私たちの旅は七日は越えないでしょう。風の神である龍田彦よ、
どうかこの花を風に散らさないでください。

さっきの龍田大社境内で詠んだ長歌とテーマは同じですね。

高橋虫麻呂の主君・藤原宇合(うまかい。不比等の三男)は、難波宮の工事の総責任者(知造難波宮事)を務めていました。そのため何度も大和と難波の間を行き来します。

その何度目の往来の時か、何年の話か具体的なことはわからないですが、主君につきそって大和から難波に、立田越えを越えていった時の歌です。

今回の旅は七日は過ぎないだろう。すぐ帰ってくるから、風の神である龍田彦よ、けして桜の花をそれまで風に散らしてくれるな。つまり主君が次に大和に戻ってくる時、まだ桜の花を咲かせていておけれというわけです。

三室山

それでは「本来の」三室山に向かいましょう。住宅街の外れに登り口があるのですが、とてもわかりにくいです。地元の方に道を聞きながら進みました。どんどん道が上り坂になります。

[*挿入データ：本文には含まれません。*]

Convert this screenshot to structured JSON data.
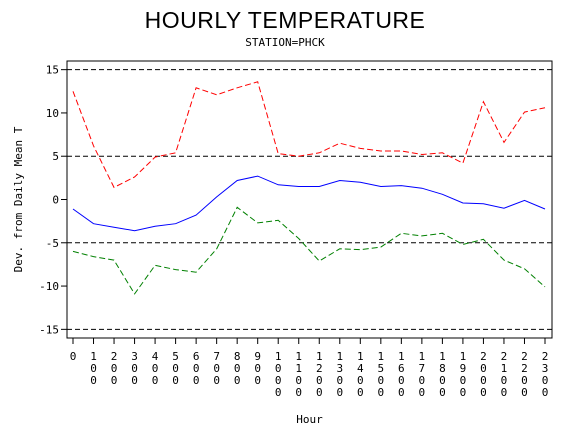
{
  "chart_data": {
    "type": "line",
    "title": "HOURLY TEMPERATURE",
    "subtitle": "STATION=PHCK",
    "xlabel": "Hour",
    "ylabel": "Dev. from Daily Mean T",
    "categories": [
      "0",
      "100",
      "200",
      "300",
      "400",
      "500",
      "600",
      "700",
      "800",
      "900",
      "1000",
      "1100",
      "1200",
      "1300",
      "1400",
      "1500",
      "1600",
      "1700",
      "1800",
      "1900",
      "2000",
      "2100",
      "2200",
      "2300"
    ],
    "yticks": [
      -15,
      -10,
      -5,
      0,
      5,
      10,
      15
    ],
    "ylim": [
      -16,
      16
    ],
    "reference_lines": [
      15,
      5,
      -5,
      -15
    ],
    "series": [
      {
        "color": "#ff0000",
        "dash": "dashed",
        "values": [
          12.5,
          6.2,
          1.4,
          2.6,
          4.9,
          5.4,
          12.9,
          12.1,
          12.9,
          13.6,
          5.3,
          5.0,
          5.4,
          6.5,
          5.9,
          5.6,
          5.6,
          5.2,
          5.4,
          4.2,
          11.3,
          6.6,
          10.1,
          10.6
        ]
      },
      {
        "color": "#0000ff",
        "dash": "solid",
        "values": [
          -1.1,
          -2.8,
          -3.2,
          -3.6,
          -3.1,
          -2.8,
          -1.8,
          0.3,
          2.2,
          2.7,
          1.7,
          1.5,
          1.5,
          2.2,
          2.0,
          1.5,
          1.6,
          1.3,
          0.6,
          -0.4,
          -0.5,
          -1.0,
          -0.1,
          -1.1
        ]
      },
      {
        "color": "#008000",
        "dash": "dashed",
        "values": [
          -6.0,
          -6.6,
          -7.0,
          -10.9,
          -7.6,
          -8.1,
          -8.4,
          -5.7,
          -0.9,
          -2.7,
          -2.4,
          -4.5,
          -7.1,
          -5.7,
          -5.8,
          -5.5,
          -3.9,
          -4.2,
          -3.9,
          -5.2,
          -4.6,
          -7.0,
          -8.0,
          -10.1
        ]
      }
    ]
  }
}
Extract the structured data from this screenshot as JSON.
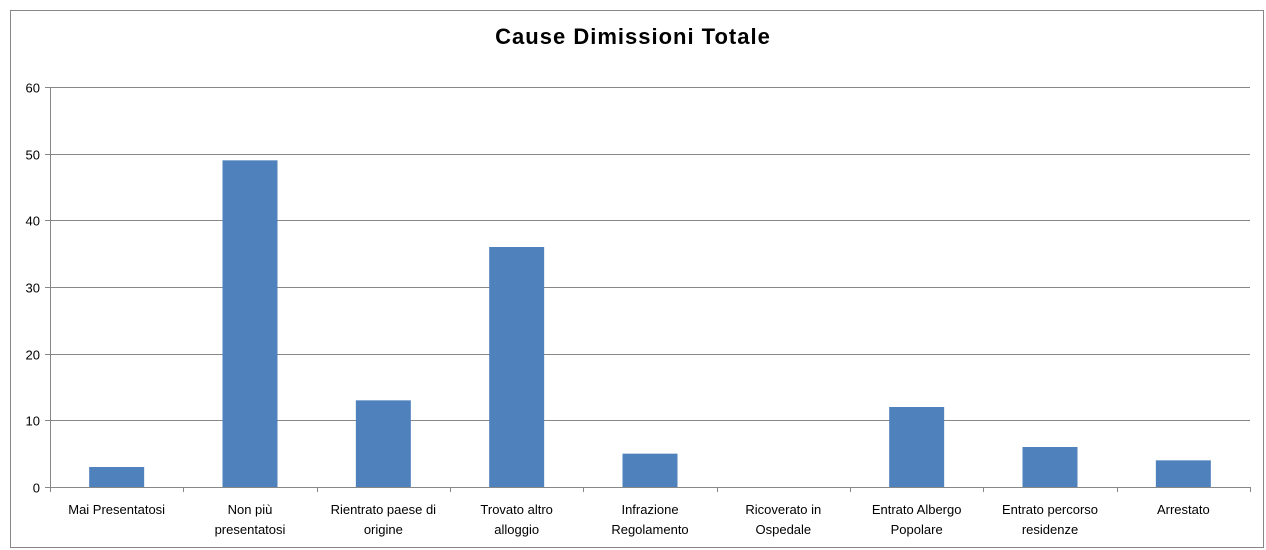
{
  "chart_data": {
    "type": "bar",
    "title": "Cause Dimissioni Totale",
    "xlabel": "",
    "ylabel": "",
    "categories": [
      [
        "Mai Presentatosi"
      ],
      [
        "Non più",
        "presentatosi"
      ],
      [
        "Rientrato paese di",
        "origine"
      ],
      [
        "Trovato altro",
        "alloggio"
      ],
      [
        "Infrazione",
        "Regolamento"
      ],
      [
        "Ricoverato in",
        "Ospedale"
      ],
      [
        "Entrato Albergo",
        "Popolare"
      ],
      [
        "Entrato percorso",
        "residenze"
      ],
      [
        "Arrestato"
      ]
    ],
    "series": [
      {
        "values": [
          3,
          49,
          13,
          36,
          5,
          0,
          12,
          6,
          4
        ]
      }
    ],
    "ylim": [
      0,
      60
    ],
    "yticks": [
      0,
      10,
      20,
      30,
      40,
      50,
      60
    ],
    "grid": true,
    "legend": "none",
    "colors": {
      "bar": "#4f81bd",
      "grid": "#878787",
      "axis": "#878787",
      "frame": "#878787"
    }
  }
}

坂道の突き当りに池があり、池の右側から回り込むように、三室山の登山道が始まります。



このあたりの道が旧竜田道(たったみち。竜田越え)です。


竜田道は奈良と大阪の河内を結び、竜田山を超えていく道です。飛鳥時代には法隆寺と四天王寺との往来に使われ、奈良時代に入ると平城京と難波宮を結ぶ重要なルートとなりました。

現在、竜田山という山はありませんが、信貴山(しぎさん)以南、大和川以北の山々の総称と思われます。総称としての「竜田山」の中に、これから登る三室山もおそらく入っていたんでしょう。

京都の華やかな紅葉もいいですが、こういう深山に人知れず紅葉している感じも、いいもんですね。



伊勢物語「筒井筒」

『伊勢物語』「筒井筒」にある歌がよく知られています。

風吹けば沖つ白波竜田山
夜半にや君が一人超ゆらむ

「筒出筒」のストーリーは、幼馴染の男女が念願かなって夫婦になる。しかし夫婦生活続けるうちに男は河内に浮気相手を作る。しかし元の女は男を疑うそぶりもない。だから男は逆に疑います。こいつ、他に男でもいるんじゃないかと。

そこで、河内へ行ってくるといって物陰に潜んで妻を見張った所、妻が詠んだのがこの歌です。

風吹けば沖つ白波竜田山 夜半にや君が一人超ゆらむ…風が吹けば沖の白波が立つ竜田山。その竜田山を夜中、あなたは一人で越えてゆくのでしょうか。

男の道中を気遣っている歌です。どうか龍田大社の神よ、夫の道中をお守りくださいと。

ああ!そんなにもお前は俺を気遣ってくれていたのか!なのに俺は他所に女なんか作って、最低だった。男は心を入れ替えて、浮気をやめたという伊勢物語23段「筒井筒」です。

大伴家持の歌

道中、大伴家持の歌碑があります。


独り龍田山の桜花を惜しむ歌一首

龍田山 見つつ越え来し 桜花
散りか過ぎなむ
我が帰るとに

巻20・4395・大伴家持

龍田山を見ながら超えてきた。桜花は散ってしまうのではないか。
私が帰る時には。

大伴家持が防人を仕切るために難波に滞在していたとのきの歌です。桜花は帰りには散ってるかもしれないと心配している歌です。

展望台

展望台に出ました。


ぜんぜん人がいないので声出し放題です。家持の歌や『伊勢物語』の歌を思いっきりがなってきました。


竜田川周辺には『万葉集』の歌碑が多く、百人一首のちはやぶるの歌を出発点として散策を始めても、いつしか万葉集の世界に足を踏み入れていくことになります。秋の紅葉、春の桜も見事です。ぜひ歩いてみてほしいコースです。